The stranger suddenly left her side and walked up the church by himself into the chancel. He went straight up to the east end and made a minute examination apparently of the wall; after that, he came slowly down again, looking carefully into every corner and cranny from the whitewashed ceiling down to the damp and uneven stone paving at his feet; Vera thought him a very odd person, and wondered what he was thinking about.

He came back to her and stood before her looking at her for a minute. And then he made this most remarkable speech:

"If you were to ask Sir John Kynaston this he would restore the chancel!" he said.

For half-a-second Vera stared at him in blank amazement. Then she turned haughtily round, and flushed hotly with angry indignation.

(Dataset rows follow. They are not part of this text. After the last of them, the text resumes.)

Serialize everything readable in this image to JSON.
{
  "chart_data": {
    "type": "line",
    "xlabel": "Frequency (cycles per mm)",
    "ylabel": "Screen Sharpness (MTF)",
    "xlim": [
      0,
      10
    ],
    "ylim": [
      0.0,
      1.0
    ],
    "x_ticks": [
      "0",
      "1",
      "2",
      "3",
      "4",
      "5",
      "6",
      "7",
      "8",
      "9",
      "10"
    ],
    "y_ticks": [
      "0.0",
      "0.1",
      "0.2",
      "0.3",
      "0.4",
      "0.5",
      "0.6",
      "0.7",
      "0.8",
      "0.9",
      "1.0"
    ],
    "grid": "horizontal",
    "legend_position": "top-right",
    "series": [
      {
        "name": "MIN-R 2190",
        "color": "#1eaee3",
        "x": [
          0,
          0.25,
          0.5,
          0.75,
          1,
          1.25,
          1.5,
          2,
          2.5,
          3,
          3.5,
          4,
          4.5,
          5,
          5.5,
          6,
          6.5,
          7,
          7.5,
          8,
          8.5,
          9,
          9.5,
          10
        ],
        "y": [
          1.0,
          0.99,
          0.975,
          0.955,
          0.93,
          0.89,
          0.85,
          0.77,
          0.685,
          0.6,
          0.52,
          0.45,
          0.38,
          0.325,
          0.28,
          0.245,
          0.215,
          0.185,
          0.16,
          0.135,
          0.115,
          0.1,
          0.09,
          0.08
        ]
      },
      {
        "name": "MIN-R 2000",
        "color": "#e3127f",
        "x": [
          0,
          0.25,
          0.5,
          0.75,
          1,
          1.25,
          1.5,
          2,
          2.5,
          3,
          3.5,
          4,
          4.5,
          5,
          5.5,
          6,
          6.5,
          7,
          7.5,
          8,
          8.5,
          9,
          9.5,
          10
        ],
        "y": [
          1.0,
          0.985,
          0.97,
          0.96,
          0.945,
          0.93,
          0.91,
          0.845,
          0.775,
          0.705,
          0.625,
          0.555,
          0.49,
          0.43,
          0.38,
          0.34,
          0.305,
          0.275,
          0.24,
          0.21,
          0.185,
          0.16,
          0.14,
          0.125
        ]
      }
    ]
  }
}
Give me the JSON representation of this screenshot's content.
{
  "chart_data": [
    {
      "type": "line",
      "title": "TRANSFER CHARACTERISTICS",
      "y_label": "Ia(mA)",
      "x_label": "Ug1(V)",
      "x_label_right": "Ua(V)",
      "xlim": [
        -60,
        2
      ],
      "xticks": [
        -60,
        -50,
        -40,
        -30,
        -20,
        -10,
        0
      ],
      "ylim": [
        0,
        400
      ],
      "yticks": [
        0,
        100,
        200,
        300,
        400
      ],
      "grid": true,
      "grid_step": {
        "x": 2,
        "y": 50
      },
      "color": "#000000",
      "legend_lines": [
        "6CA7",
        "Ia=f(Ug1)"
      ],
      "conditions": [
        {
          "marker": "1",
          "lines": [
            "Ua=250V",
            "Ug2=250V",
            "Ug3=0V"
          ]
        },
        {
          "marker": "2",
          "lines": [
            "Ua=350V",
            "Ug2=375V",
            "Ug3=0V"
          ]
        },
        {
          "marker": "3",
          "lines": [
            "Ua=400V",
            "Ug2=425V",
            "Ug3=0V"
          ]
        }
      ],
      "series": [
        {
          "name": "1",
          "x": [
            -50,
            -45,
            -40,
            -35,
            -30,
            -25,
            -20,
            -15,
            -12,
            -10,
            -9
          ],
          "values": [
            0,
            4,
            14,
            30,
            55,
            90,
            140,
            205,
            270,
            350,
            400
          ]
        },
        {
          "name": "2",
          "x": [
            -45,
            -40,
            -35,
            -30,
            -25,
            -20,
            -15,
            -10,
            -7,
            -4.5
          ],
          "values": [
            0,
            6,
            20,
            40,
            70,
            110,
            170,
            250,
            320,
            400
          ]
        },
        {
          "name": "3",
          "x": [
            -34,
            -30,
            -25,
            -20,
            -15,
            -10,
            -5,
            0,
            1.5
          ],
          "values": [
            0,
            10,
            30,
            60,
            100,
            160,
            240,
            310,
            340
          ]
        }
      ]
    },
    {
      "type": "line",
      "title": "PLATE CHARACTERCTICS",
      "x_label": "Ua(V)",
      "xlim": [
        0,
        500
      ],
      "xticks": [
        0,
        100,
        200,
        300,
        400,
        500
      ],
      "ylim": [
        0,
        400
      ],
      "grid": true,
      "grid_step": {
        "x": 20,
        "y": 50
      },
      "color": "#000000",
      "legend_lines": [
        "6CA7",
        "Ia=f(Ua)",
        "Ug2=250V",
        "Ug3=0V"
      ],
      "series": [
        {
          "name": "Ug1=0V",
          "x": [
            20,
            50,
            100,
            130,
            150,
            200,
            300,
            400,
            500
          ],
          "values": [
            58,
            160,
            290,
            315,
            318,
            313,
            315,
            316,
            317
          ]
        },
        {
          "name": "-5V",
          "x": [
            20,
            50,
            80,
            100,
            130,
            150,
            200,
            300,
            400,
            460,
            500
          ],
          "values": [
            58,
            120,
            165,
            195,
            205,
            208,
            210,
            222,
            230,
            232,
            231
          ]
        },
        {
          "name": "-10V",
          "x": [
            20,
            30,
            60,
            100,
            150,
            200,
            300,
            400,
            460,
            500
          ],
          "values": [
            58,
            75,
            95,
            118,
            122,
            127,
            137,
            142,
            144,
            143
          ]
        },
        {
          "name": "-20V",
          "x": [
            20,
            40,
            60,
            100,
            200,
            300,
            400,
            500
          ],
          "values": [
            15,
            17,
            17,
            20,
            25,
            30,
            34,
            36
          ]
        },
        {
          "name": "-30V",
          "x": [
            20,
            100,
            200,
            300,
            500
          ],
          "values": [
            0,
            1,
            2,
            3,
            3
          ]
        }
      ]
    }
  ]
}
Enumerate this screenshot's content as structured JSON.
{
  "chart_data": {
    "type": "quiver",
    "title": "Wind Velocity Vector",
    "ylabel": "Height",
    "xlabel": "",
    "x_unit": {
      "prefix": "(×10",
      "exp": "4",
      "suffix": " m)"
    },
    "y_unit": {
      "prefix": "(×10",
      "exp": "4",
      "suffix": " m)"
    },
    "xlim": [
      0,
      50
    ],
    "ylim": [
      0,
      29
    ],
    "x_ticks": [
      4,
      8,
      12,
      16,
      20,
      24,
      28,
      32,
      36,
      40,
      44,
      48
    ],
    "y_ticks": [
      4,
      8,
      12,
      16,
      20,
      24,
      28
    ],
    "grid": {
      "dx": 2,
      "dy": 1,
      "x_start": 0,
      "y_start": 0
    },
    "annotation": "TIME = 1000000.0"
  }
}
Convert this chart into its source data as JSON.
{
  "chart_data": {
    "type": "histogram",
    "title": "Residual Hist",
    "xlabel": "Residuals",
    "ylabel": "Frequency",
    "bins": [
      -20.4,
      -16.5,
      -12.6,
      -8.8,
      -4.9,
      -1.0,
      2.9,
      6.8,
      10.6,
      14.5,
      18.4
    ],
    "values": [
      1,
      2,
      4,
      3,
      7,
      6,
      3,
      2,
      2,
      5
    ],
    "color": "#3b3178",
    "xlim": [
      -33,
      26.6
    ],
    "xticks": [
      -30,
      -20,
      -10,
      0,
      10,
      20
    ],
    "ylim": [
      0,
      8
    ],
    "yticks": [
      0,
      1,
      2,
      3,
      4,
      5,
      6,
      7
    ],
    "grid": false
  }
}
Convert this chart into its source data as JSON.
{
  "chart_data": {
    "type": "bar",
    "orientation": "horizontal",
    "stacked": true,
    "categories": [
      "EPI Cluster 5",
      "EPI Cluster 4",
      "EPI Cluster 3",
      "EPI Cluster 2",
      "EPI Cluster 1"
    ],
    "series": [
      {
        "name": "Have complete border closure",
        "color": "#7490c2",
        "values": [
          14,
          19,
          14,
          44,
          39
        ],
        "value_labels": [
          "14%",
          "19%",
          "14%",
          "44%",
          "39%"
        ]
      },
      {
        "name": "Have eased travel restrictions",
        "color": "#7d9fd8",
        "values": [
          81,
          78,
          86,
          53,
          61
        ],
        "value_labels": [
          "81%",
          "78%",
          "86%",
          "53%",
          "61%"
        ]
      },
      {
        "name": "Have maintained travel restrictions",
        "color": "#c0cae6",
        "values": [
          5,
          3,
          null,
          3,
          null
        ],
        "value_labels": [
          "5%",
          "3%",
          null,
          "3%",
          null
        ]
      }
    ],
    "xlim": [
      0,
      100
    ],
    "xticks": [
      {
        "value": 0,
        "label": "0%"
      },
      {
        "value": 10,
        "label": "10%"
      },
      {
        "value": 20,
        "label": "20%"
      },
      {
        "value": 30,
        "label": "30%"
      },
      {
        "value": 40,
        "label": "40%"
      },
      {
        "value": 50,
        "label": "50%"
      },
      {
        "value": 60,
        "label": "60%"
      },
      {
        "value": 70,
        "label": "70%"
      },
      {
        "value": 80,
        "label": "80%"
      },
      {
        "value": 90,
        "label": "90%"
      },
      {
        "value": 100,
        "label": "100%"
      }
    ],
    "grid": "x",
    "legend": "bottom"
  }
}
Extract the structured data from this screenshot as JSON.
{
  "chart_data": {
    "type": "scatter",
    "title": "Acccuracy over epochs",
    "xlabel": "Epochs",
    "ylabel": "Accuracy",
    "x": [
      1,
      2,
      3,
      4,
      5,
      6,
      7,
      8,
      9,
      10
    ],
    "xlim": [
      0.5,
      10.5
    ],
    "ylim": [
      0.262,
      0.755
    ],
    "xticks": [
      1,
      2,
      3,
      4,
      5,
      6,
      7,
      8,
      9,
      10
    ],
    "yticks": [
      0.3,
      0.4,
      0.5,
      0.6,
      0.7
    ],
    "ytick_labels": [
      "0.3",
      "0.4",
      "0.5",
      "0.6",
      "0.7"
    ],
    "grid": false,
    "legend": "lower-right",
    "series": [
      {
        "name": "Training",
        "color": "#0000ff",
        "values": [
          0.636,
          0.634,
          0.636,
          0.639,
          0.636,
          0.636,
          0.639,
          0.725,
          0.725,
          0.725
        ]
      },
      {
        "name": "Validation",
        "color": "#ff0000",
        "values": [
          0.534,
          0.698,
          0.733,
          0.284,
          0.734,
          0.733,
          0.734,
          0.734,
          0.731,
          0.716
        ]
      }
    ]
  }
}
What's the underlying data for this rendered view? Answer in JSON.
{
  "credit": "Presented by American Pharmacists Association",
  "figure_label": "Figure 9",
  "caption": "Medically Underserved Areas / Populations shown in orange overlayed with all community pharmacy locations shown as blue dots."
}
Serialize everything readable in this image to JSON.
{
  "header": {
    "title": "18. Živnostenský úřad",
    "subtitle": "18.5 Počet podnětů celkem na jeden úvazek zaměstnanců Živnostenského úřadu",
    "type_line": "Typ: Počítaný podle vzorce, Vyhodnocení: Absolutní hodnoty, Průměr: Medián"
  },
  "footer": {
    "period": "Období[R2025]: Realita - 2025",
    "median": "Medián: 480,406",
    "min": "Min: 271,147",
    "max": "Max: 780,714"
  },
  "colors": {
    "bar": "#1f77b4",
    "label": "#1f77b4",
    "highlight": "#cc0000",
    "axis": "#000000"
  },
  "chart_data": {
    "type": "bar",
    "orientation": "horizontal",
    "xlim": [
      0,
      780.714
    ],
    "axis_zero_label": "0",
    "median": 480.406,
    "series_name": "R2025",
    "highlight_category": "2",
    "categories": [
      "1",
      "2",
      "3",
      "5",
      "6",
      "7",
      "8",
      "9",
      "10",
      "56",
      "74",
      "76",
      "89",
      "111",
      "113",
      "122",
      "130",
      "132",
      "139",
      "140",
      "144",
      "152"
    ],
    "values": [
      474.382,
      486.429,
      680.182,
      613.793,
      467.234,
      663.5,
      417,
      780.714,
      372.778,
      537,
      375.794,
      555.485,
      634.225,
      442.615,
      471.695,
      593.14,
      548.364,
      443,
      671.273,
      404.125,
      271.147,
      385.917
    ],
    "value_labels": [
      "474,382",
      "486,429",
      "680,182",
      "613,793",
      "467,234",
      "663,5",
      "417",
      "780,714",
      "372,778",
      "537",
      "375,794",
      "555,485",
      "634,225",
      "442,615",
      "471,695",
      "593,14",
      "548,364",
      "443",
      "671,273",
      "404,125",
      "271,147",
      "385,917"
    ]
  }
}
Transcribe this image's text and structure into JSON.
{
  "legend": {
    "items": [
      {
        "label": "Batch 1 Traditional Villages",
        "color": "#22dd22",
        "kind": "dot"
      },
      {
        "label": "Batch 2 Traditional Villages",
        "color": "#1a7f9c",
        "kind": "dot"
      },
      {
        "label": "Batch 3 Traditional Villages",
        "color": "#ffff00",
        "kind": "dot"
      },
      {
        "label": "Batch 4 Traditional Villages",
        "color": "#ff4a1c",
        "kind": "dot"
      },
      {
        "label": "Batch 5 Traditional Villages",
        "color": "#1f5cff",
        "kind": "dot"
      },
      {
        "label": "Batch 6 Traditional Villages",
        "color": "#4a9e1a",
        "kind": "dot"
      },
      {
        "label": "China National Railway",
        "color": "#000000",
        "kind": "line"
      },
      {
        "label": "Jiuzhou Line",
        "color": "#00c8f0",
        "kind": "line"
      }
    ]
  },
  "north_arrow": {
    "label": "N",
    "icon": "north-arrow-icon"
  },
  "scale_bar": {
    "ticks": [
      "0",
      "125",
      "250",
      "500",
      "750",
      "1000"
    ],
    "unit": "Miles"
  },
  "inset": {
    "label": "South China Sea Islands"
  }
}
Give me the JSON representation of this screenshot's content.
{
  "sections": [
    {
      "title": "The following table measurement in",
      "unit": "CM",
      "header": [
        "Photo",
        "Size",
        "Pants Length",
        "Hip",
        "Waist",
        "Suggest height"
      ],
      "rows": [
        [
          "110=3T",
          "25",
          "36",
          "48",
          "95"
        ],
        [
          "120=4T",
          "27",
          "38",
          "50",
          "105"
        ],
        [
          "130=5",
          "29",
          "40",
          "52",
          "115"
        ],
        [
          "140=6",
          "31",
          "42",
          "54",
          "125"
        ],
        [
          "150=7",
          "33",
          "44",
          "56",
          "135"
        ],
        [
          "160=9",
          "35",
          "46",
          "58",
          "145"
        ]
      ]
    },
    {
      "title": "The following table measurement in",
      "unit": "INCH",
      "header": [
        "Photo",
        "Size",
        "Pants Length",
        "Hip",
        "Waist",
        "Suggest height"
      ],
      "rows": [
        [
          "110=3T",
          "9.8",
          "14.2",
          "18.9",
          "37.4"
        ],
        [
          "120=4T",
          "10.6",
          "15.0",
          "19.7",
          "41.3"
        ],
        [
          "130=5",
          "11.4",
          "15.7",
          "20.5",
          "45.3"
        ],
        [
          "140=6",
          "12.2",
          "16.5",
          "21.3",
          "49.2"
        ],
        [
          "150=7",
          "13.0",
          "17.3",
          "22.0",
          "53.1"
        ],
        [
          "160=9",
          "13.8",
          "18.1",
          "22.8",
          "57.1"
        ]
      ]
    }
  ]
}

"There is nothing more to see in the church," she said, shortly, and walked straight out of it.

The stranger had followed her; when they reached the churchyard he said to her, quite humbly,

"I beg your pardon; Miss Nevill; how unlucky I am to have made you angry, to begin with."

Vera looked at him in astonishment. How did he know her name; who was he? He was looking at her with such a penitent and distressed expression, that for the first time she noticed what a kind face it was. Then, before she could answer him, she saw her brother-in-law over the paling of the vicarage garden, coming towards them.

The stranger saw him, too, and lifted his hat to her.

"Good-bye," he said, rather hastily; "I did not mean to offend you; don't be angry about it;" and, before she could say a word, he turned quickly down the churchyard through the lych-gate into the road, and was gone.